A Prefeitura de São Paulo elabora o estudo mais detalhado (dividido por região, sexo, idade, permanência na rua), ainda que os números não espelhem a realidade de hoje. Em 2019, ano do levantamento mais recente (divulgado em fevereiro de 2020), a prefeitura registrava 24.344 pessoas em situação de rua -- aumento de 53% em relação ao estudo anterior, de 2015 (15.905).

A própria frequência do estudo é irregular. O primeiro foi feito em 2000. Um novo levantamento foi realizado em 2009. Os estudos subsequentes são de 2011, 2015 e 2019.

A secretaria municipal de Assistência e Desenvolvimento Social, pasta que coordena o projeto, diz usar contagem simples na pesquisa: pesquisadores vão às ruas em dias e horários preestabelecidos para identificar e contar, um a um, os moradores de rua. Na descrição da metodologia, a prefeitura explica que são abordadas "todas as pessoas em situação de rua em condições de responder à pesquisa".

Segundo o Movimento Estadual da População em Situação de Rua, o número com que a Prefeitura trabalha está longe da realidade.

A entidade realizou sua própria contagem no começo de 2020 e registrou uma estimativa de 32 mil pessoas vivendo nas ruas. Em 2021, o movimento estima que esse número duplicou -- calculam 66.300 pessoas nessa situação. A título de comparação, é quase a população de bairros como Lapa, Pinheiros e Mooca. Para o cálculo, o movimento considerou os atendimentos da entidade às pessoas em situação de rua em sua sede.

Numa viagem de metrô partindo da estação Portuguesa-Tietê em direção à Luz, é possível ter uma visão apressada e potente desse quadro difícil. Da janela, no alto, veem-se praças tomadas por barracas, redes, lonas e papelão. Numa delas, à margem da avenida Cruzeiro do Sul, Nathalia*, 33, está vivendo com o marido, Pedro*, 31, desde agosto. Eles moravam no Jardim Marilena, em Guarulhos, na Grande São Paulo. Ela era diarista, e ele, pedreiro.

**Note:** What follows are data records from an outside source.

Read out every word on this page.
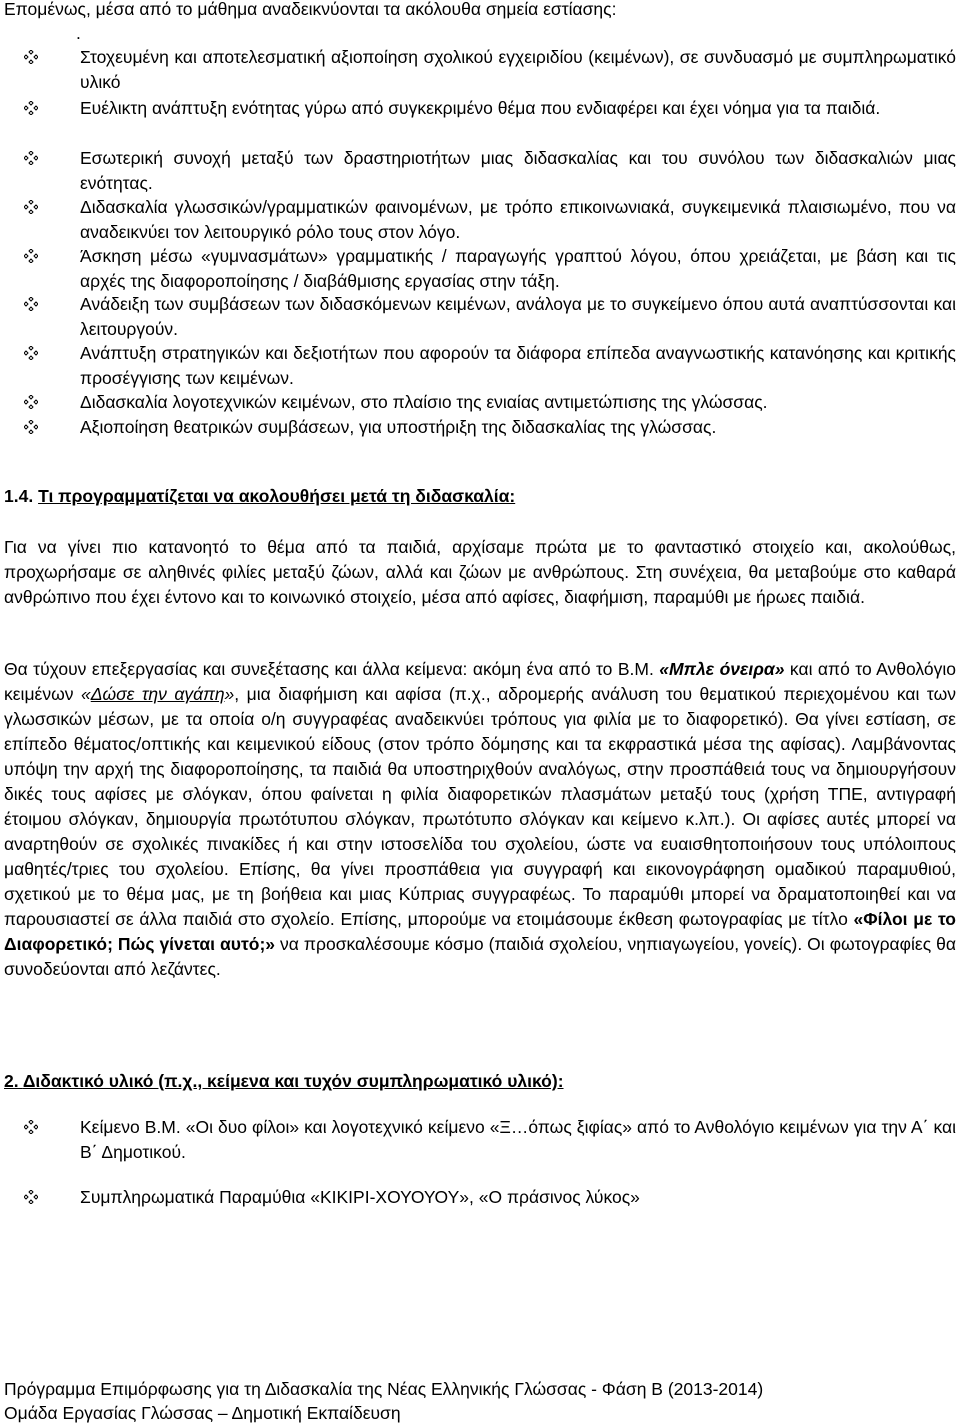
Επομένως, μέσα από το μάθημα αναδεικνύονται τα ακόλουθα σημεία εστίασης:
.
Στοχευμένη και αποτελεσματική αξιοποίηση σχολικού εγχειριδίου (κειμένων), σε συνδυασμό με συμπληρωματικό υλικό
Ευέλικτη ανάπτυξη ενότητας γύρω από συγκεκριμένο θέμα που ενδιαφέρει και έχει νόημα για τα παιδιά.
Εσωτερική συνοχή μεταξύ των δραστηριοτήτων μιας διδασκαλίας και του συνόλου των διδασκαλιών μιας ενότητας.
Διδασκαλία γλωσσικών/γραμματικών φαινομένων, με τρόπο επικοινωνιακά, συγκειμενικά πλαισιωμένο, που να αναδεικνύει τον λειτουργικό ρόλο τους στον λόγο.
Άσκηση μέσω «γυμνασμάτων» γραμματικής / παραγωγής γραπτού λόγου, όπου χρειάζεται, με βάση και τις αρχές της διαφοροποίησης / διαβάθμισης εργασίας στην τάξη.
Ανάδειξη των συμβάσεων των διδασκόμενων κειμένων, ανάλογα με το συγκείμενο όπου αυτά αναπτύσσονται και λειτουργούν.
Ανάπτυξη στρατηγικών και δεξιοτήτων που αφορούν τα διάφορα επίπεδα αναγνωστικής κατανόησης και κριτικής προσέγγισης των κειμένων.
Διδασκαλία λογοτεχνικών κειμένων, στο πλαίσιο της ενιαίας αντιμετώπισης της γλώσσας.
Αξιοποίηση θεατρικών συμβάσεων, για υποστήριξη της διδασκαλίας της γλώσσας.
1.4. Τι προγραμματίζεται να ακολουθήσει μετά τη διδασκαλία:
Για να γίνει πιο κατανοητό το θέμα από τα παιδιά, αρχίσαμε πρώτα με το φανταστικό στοιχείο και, ακολούθως, προχωρήσαμε σε αληθινές φιλίες μεταξύ ζώων, αλλά και ζώων με ανθρώπους. Στη συνέχεια, θα μεταβούμε στο καθαρά ανθρώπινο που έχει έντονο και το κοινωνικό στοιχείο, μέσα από αφίσες, διαφήμιση, παραμύθι με ήρωες παιδιά.
Θα τύχουν επεξεργασίας και συνεξέτασης και άλλα κείμενα: ακόμη ένα από το Β.Μ. «Μπλε όνειρα» και από το Ανθολόγιο κειμένων «Δώσε την αγάπη», μια διαφήμιση και αφίσα (π.χ., αδρομερής ανάλυση του θεματικού περιεχομένου και των γλωσσικών μέσων, με τα οποία ο/η συγγραφέας αναδεικνύει τρόπους για φιλία με το διαφορετικό). Θα γίνει εστίαση, σε επίπεδο θέματος/οπτικής και κειμενικού είδους (στον τρόπο δόμησης και τα εκφραστικά μέσα της αφίσας). Λαμβάνοντας υπόψη την αρχή της διαφοροποίησης, τα παιδιά θα υποστηριχθούν αναλόγως, στην προσπάθειά τους να δημιουργήσουν δικές τους αφίσες με σλόγκαν, όπου φαίνεται η φιλία διαφορετικών πλασμάτων μεταξύ τους (χρήση ΤΠΕ, αντιγραφή έτοιμου σλόγκαν, δημιουργία πρωτότυπου σλόγκαν, πρωτότυπο σλόγκαν και κείμενο κ.λπ.). Οι αφίσες αυτές μπορεί να αναρτηθούν σε σχολικές πινακίδες ή και στην ιστοσελίδα του σχολείου, ώστε να ευαισθητοποιήσουν τους υπόλοιπους μαθητές/τριες του σχολείου. Επίσης, θα γίνει προσπάθεια για συγγραφή και εικονογράφηση ομαδικού παραμυθιού, σχετικού με το θέμα μας, με τη βοήθεια και μιας Κύπριας συγγραφέως. Το παραμύθι μπορεί να δραματοποιηθεί και να παρουσιαστεί σε άλλα παιδιά στο σχολείο. Επίσης, μπορούμε να ετοιμάσουμε έκθεση φωτογραφίας με τίτλο «Φίλοι με το Διαφορετικό; Πώς γίνεται αυτό;» να προσκαλέσουμε κόσμο (παιδιά σχολείου, νηπιαγωγείου, γονείς). Οι φωτογραφίες θα συνοδεύονται από λεζάντες.
2. Διδακτικό υλικό (π.χ., κείμενα και τυχόν συμπληρωματικό υλικό):
Κείμενο Β.Μ. «Οι δυο φίλοι» και λογοτεχνικό κείμενο «Ξ…όπως ξιφίας» από το Ανθολόγιο κειμένων για την Α΄ και Β΄ Δημοτικού.
Συμπληρωματικά Παραμύθια «ΚΙΚΙΡΙ-ΧΟΥΟΥΟΥ», «Ο πράσινος λύκος»
Πρόγραμμα Επιμόρφωσης για τη Διδασκαλία της Νέας Ελληνικής Γλώσσας - Φάση Β (2013-2014)
Ομάδα Εργασίας Γλώσσας – Δημοτική Εκπαίδευση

"Perdi o emprego em maio de 2020 e ele perdeu o dele em janeiro deste ano. A gente morava de aluguel, não deu pra pagar. Em maio, a gente foi morar na Sé, e agora conseguimos montar o barraco aqui", contou Nathalia, em frente à lona amarela que esticaram como cabana, amarrada no tronco de um árvore e presa no chão com tijolos e pedra. Ao lado da casa improvisada, ela colocou um jarro com uma pequena palmeira.

A covid-19 chegou ao Brasil superlotando hospitais, causando mortes e, de quebra, aprofundando as desigualdades. O PIB (Produto Interno Bruto) de 2020 caiu 4,3%, com desemprego atingindo 14 milhões de brasileiros e recorde de famílias em situação de extrema pobreza.

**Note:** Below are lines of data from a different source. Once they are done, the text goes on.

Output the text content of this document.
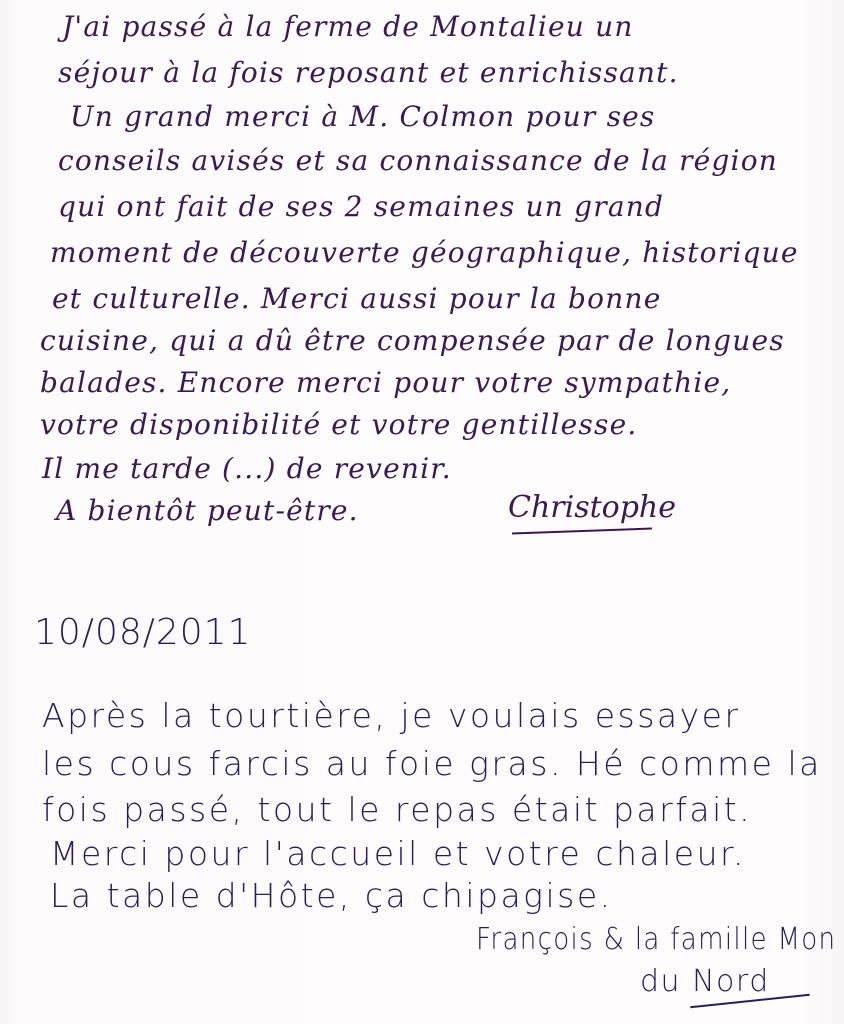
J'ai passé à la ferme de Montalieu un
séjour à la fois reposant et enrichissant.
Un grand merci à M. Colmon pour ses
conseils avisés et sa connaissance de la région
qui ont fait de ses 2 semaines un grand
moment de découverte géographique, historique
et culturelle. Merci aussi pour la bonne
cuisine, qui a dû être compensée par de longues
balades. Encore merci pour votre sympathie,
votre disponibilité et votre gentillesse.
Il me tarde (...) de revenir.
A bientôt peut-être.	Christophe
10/08/2011
Après la tourtière, je voulais essayer
les cous farcis au foie gras. Hé comme la
fois passé, tout le repas était parfait.
Merci pour l'accueil et votre chaleur.
La table d'Hôte, ça chipagise.
François & la famille Mon
du Nord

Pressionada, a Prefeitura antecipou um novo Censo. O levantamento já começou a ser feito e deve ser divulgado em maio de 2022 — seu lançamento estava previsto, antes da pandemia, só para 2023.

Robson Mendonça, fundador do Movimento Estadual da População em Situação de Rua, afirma que o cenário piorou. "É um problema que salta aos olhos de todos. Notamos, hoje, que a população em situação de rua aumentou não só na quantidade, mas houve uma mudança de perfil. Famílias inteiras com crianças passaram a conviver nas ruas", disse.

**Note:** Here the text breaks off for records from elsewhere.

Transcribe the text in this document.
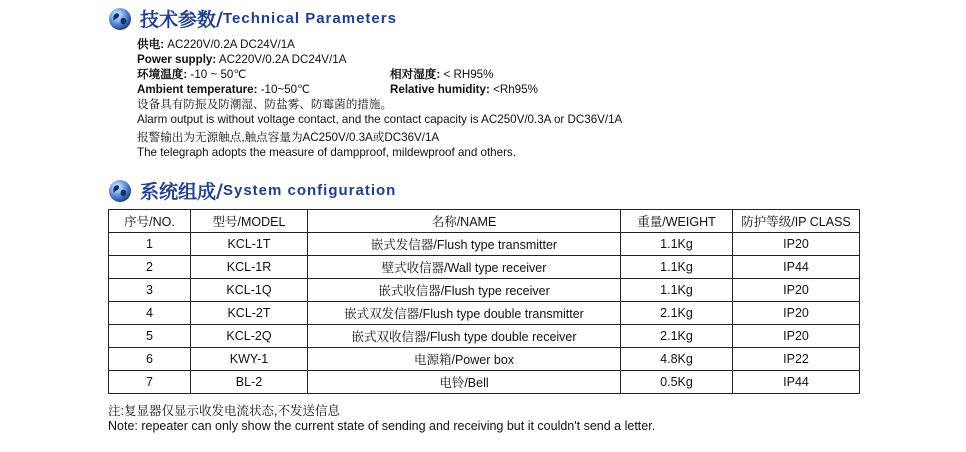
技术参数 / Technical Parameters
供电: AC220V/0.2A DC24V/1A
Power supply: AC220V/0.2A DC24V/1A
环境温度: -10 ~ 50℃	相对湿度: < RH95%
Ambient temperature: -10~50℃	Relative humidity: <Rh95%
设备具有防振及防潮湿、防盐雾、防霉菌的措施。
Alarm output is without voltage contact, and the contact capacity is AC250V/0.3A or DC36V/1A
报警输出为无源触点,触点容量为AC250V/0.3A或DC36V/1A
The telegraph adopts the measure of dampproof, mildewproof and others.
系统组成 / System configuration
序号/NO.	型号/MODEL	名称/NAME	重量/WEIGHT	防护等级/IP CLASS
1	KCL-1T	嵌式发信器/Flush type transmitter	1.1Kg	IP20
2	KCL-1R	壁式收信器/Wall type receiver	1.1Kg	IP44
3	KCL-1Q	嵌式收信器/Flush type receiver	1.1Kg	IP20
4	KCL-2T	嵌式双发信器/Flush type double transmitter	2.1Kg	IP20
5	KCL-2Q	嵌式双收信器/Flush type double receiver	2.1Kg	IP20
6	KWY-1	电源箱/Power box	4.8Kg	IP22
7	BL-2	电铃/Bell	0.5Kg	IP44
注:复显器仅显示收发电流状态,不发送信息
Note: repeater can only show the current state of sending and receiving but it couldn't send a letter.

O próprio fato de ter de estimar quantas e como são as pessoas que moram nas ruas reflete um problema grave, explica a pesquisadora Juliana Reimberg. "Nós não temos dados, e sem dados é difícil pensar em políticas públicas. Temos uma população que é invisível." Talvez não tão invisível assim: até o pátio de uma igreja do Itaim Bibi virou Praça da Sé.